At an Association’s meeting the objectives and an activity plan of the project were drawn up, a system of mentoring was devised and an application for funding was written which proved successful. The project was officially launched in August 2004 with the first training seminar for future mentors at Tallinn University. The topics covered were: setting up, operating and furnishing a reading nest, children’s different reading styles, skills and interest in reading, and training for adults. The course had 86 participants, of whom 54 became active mentors of reading nests. One group of mentors comprised teachers from Russian-speaking schools and kindergartens, consecutive interpretation was made available for them.

From the very beginning the project aimed to disseminate knowledge on literacy environments and to ensure these ideas reach as wide an audience as possible. In October and November 2004 the first 54 mentors trained teachers all over Estonia, each in their own region. Each mentor trained and supervised 10-25 teachers. Modern research-based approaches to reading as well as the importance of a reading environment were introduced to participants, along with practical advice on how to set up reading nests in classrooms. In the first project year 1042 kindergarten and primary school teachers attended training in total. On the whole the project included 194 institutions: 112 kindergartens, 68 schools and 14 primary schools with kindergarten groups.

The project received funding from the Embassy of the Netherlands in its first year, as of 2006, funding was provided from the Gambling Tax Council. By the year 2012 the Reading Nest had outgrown its project-phase and evolved into a training system whose vision is “the reading nest as a mentality”.

To this day, within the Reading Nest project, over 200 mentors and over 4000 teachers have been trained across Estonia.

The Reading Nest is the Reading Association’s most successful initiative, which is still very much in full swing. A special feature of the project was that it was largely based on voluntary input, and from the very beginning dissemination of information from teachers to teachers followed the snowball effect principle. Setting up a network, collaboration with like-minded colleagues, sharing experiences and learning from each other have been valued highly from the word ‘go’. The Association’s annual conferences have brought together practitioners with their fresh ideas and latest research results.

The project has been practical and hands on. Simple guidelines help teachers to realise what the essential features of a literacy environment are and how to create a similar environment in a classroom. It is extremely important that mentors as project trainers are also practising teachers. They have set up a reading nest in their classroom and can tell from first-hand experience how such a place can impact children’s motivation to read and develop literacy and what wonderful things may be undertaken in the nest.

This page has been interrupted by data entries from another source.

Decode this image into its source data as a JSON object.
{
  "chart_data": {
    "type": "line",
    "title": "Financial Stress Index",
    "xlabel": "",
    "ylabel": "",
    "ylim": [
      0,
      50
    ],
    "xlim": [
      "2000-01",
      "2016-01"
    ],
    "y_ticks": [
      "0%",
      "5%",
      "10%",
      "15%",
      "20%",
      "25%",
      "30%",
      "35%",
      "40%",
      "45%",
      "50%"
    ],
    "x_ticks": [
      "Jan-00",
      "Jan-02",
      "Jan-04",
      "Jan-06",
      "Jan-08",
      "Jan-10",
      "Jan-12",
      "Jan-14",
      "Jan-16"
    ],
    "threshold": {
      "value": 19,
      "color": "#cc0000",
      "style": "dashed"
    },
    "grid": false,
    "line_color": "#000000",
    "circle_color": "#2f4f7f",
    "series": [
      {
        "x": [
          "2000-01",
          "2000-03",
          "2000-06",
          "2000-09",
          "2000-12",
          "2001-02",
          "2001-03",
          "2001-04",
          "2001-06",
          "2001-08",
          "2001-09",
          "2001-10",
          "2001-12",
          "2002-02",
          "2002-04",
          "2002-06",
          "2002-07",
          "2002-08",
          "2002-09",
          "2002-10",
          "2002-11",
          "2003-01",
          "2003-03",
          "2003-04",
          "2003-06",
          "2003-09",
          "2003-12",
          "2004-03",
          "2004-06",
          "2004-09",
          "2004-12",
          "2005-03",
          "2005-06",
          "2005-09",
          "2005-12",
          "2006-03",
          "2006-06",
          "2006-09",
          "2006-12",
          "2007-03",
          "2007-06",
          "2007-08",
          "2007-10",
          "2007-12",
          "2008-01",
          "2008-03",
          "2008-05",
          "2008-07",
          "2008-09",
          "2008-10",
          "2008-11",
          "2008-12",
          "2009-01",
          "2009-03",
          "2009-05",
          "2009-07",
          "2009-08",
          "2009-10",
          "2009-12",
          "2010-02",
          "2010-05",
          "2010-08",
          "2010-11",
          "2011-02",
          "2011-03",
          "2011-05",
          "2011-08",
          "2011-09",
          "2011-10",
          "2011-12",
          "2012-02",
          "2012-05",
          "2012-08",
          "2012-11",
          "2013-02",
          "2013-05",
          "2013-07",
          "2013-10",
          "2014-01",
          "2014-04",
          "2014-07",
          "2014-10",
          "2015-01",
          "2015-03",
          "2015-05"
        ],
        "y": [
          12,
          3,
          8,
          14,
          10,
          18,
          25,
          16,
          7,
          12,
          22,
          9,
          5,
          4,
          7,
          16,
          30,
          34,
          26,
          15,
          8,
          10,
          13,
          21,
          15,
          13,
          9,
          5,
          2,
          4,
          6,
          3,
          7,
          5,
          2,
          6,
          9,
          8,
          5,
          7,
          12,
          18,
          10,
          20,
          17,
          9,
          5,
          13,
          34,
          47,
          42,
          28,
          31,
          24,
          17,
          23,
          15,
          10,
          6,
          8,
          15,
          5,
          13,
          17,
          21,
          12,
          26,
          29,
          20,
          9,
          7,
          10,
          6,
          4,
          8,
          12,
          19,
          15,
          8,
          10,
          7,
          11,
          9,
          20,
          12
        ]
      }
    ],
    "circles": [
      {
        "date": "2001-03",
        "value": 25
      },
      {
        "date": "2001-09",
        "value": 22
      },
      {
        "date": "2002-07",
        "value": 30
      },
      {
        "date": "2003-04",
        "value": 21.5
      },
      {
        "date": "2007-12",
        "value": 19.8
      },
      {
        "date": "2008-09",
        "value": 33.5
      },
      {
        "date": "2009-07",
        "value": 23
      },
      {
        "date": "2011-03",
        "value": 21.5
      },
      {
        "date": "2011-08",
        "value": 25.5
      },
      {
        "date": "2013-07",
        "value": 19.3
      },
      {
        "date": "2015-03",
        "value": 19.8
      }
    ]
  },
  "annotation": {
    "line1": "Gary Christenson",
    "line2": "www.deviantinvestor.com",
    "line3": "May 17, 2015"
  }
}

The Reading Nest project’s first project manager Maili Liinev (née Vesiko) defended her master’s thesis “The reading environment in a children’s establishment: setting up and operating a reading nest” at the Chair of Special and Social Education of the Faculty of Educational Sciences of Tallinn University.

The quantitative study included 227 primary school and kindergarten teachers, who had participated in a training course delivered by a mentor of the project. The thesis also contained a case study, in the course of which a reading nest was established, then its operation was studied, and opinions of the teachers and children were investigated.

Meeli Pandis and Maili Liinev at the annual conference of the Estonian Reading Association in 2005.


Anneli Laamann, the Reading Nest project manager for North Estonia and Kaja Kivisikk, the Reading Nest project manager for South Estonia at the conference in Tartu in 2010.


Project manager Maili Liinev at the Reading Nest conference in 2005.